五輪施設見直し 都の新規恒久施設 整備費は1828億

アクアティクスセンター外観図(17年11月時点の大会時イメージ図、資料提供・東京都)

 20年東京五輪施設の見直しでは、都が17年11月の都議会オリンピック・パラリンピック推進対策特別委員会で同月時点の整備費見込みを説明した。
 都による新規恒久施設(8会場と競技会場周辺の歩道橋など)の整備費見込みは、14年11月の当初整備費合計2241億円に比べ413億円縮減し、1828億円となる。8会場のうち、オリンピックアクアティクスセンター、海の森水上競技場、有明アリーナの3会場は、16年12月時点の会場見直し検討で最大427億円縮減できるとしたが、その後の精査で環境配慮の取り組みなどにより、縮減額は346億円にとどまった。

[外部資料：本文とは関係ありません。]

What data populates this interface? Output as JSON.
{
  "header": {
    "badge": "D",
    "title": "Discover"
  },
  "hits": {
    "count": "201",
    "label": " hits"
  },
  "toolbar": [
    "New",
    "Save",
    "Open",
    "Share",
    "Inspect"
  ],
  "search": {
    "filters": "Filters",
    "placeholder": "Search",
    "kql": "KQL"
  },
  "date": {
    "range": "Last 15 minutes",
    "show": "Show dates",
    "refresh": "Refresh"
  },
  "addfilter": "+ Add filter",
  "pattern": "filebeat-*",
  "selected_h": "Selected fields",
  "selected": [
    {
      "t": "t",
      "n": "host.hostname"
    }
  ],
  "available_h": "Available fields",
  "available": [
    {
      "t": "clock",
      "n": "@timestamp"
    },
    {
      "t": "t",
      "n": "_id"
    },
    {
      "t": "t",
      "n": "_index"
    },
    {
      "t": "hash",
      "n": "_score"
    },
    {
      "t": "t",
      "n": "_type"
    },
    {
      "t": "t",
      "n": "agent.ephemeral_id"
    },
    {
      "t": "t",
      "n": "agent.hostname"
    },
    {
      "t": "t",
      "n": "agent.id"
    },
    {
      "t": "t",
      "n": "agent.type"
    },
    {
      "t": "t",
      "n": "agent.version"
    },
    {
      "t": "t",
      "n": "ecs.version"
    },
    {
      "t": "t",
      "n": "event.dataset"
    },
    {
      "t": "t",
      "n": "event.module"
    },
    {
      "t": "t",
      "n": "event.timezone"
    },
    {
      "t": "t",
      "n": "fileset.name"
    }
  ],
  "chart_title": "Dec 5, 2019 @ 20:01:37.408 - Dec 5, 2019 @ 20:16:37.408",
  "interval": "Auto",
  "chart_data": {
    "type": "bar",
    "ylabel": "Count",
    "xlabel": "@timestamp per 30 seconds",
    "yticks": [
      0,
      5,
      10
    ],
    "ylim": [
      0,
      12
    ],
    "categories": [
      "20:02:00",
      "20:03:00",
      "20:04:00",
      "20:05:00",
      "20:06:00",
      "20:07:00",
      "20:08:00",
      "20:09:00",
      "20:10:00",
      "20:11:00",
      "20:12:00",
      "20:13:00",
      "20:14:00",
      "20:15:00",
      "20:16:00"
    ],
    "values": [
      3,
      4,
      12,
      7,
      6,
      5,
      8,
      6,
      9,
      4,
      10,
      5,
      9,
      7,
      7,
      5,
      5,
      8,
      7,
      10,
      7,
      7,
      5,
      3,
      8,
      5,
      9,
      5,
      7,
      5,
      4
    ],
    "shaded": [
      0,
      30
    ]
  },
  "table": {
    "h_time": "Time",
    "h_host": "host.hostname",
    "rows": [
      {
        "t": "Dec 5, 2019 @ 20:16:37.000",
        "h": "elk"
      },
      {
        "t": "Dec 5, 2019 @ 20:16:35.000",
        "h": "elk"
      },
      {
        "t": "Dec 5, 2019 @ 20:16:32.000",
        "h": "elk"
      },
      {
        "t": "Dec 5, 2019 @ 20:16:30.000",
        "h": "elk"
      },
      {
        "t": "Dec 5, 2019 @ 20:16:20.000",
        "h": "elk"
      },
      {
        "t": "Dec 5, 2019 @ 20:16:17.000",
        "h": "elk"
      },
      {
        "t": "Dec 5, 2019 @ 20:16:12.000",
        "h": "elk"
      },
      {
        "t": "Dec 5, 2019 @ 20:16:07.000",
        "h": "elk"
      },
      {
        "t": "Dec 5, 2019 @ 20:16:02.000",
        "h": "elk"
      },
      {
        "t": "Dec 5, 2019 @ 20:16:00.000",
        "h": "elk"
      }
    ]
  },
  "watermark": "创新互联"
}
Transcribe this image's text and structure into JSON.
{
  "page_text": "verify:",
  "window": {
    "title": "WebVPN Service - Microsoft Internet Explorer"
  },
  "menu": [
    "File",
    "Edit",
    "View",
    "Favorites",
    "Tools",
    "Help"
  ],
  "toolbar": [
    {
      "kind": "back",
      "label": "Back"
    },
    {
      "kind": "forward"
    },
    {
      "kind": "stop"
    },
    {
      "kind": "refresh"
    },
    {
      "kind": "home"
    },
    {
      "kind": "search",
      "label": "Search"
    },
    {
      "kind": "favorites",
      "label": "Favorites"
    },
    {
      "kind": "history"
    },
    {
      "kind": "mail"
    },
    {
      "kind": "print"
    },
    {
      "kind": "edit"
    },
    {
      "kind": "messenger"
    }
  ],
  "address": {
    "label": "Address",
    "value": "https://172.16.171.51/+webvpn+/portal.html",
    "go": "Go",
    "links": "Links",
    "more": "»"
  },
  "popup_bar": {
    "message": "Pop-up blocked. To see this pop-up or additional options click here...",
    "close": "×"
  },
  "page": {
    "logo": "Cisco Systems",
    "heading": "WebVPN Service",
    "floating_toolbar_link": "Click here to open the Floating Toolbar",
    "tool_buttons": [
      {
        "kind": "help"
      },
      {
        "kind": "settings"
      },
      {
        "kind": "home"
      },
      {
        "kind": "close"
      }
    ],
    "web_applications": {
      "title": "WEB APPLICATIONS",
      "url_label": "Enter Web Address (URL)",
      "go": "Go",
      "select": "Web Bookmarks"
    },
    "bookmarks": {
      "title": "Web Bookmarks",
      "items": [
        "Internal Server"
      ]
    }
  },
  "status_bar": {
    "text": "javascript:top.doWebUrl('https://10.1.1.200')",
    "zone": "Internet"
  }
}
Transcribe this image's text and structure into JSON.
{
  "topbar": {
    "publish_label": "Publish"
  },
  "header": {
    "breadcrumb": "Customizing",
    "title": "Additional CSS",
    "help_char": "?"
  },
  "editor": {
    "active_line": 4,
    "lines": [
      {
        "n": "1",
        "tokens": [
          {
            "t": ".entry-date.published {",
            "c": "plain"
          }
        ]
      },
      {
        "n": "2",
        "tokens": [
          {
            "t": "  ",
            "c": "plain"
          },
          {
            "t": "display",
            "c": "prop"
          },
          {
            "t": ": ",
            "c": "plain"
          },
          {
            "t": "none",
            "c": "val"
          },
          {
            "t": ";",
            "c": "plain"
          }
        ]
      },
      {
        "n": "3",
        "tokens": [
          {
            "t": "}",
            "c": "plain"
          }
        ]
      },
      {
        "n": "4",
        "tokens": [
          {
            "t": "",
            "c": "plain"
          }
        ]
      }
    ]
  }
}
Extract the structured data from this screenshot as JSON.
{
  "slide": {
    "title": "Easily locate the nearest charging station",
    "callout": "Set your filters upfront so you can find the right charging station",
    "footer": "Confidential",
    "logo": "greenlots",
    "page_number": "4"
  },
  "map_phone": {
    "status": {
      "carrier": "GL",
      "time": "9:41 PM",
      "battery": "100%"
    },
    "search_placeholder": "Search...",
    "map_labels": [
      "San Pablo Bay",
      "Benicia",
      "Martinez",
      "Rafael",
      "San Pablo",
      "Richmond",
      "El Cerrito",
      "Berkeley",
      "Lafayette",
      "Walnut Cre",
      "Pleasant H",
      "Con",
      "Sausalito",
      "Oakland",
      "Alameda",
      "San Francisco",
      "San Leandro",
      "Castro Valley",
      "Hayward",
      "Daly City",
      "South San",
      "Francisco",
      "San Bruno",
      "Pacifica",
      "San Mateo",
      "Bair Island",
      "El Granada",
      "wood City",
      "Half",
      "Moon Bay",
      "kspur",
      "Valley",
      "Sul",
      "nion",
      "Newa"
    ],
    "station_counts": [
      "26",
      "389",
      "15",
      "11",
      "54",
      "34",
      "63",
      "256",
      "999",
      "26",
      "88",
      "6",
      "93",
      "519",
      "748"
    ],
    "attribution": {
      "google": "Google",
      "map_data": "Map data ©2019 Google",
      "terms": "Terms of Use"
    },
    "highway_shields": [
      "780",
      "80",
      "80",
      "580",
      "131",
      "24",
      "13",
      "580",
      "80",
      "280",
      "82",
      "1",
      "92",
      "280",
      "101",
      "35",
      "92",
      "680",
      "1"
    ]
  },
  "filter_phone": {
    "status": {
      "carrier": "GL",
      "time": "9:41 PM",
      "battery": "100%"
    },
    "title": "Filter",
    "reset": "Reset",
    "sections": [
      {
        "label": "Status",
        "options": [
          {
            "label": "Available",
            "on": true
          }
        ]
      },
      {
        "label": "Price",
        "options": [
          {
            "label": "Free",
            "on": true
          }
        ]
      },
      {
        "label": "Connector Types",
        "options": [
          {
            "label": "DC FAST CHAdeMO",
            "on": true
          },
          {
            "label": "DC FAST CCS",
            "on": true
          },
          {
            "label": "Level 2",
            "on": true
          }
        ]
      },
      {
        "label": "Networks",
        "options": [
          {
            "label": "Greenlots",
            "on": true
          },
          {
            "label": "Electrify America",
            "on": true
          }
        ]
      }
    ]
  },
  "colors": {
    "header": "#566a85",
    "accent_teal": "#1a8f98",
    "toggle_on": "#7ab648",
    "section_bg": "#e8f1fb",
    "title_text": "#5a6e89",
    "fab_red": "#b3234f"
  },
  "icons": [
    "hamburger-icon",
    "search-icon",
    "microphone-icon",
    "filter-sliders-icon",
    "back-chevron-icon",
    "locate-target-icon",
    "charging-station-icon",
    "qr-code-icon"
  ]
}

 オリンピックアクアティクスセンターは当初整備費の683億円から、16年12月時点の会場見直し検討による縮減案で514億-529億円としたが、地中障害物や汚染土の処理を加え567億円とした。海の森水上競技場は当初の491億円から、16年12月時点の縮減案で298億円としたが、東側締切堤南側スロープの整備などにより308億円、有明アリーナは当初の404億円から、16年12月時点の縮減案で339億円とし、屋根や外壁仕様の縮減額精査により357億円となった。
 アーチェリー会場は当初整備費24億円から10億円縮減の14億円、有明テニスの森は144億円から34億円縮減の110億円、競技会場周辺の歩道橋などは23億円を全額減額した。カヌー・スラローム会場の73億円、大井ホッケー競技場の48億円、武蔵野の森総合スポーツプラザの351億円は当初整備費と変更はなかった。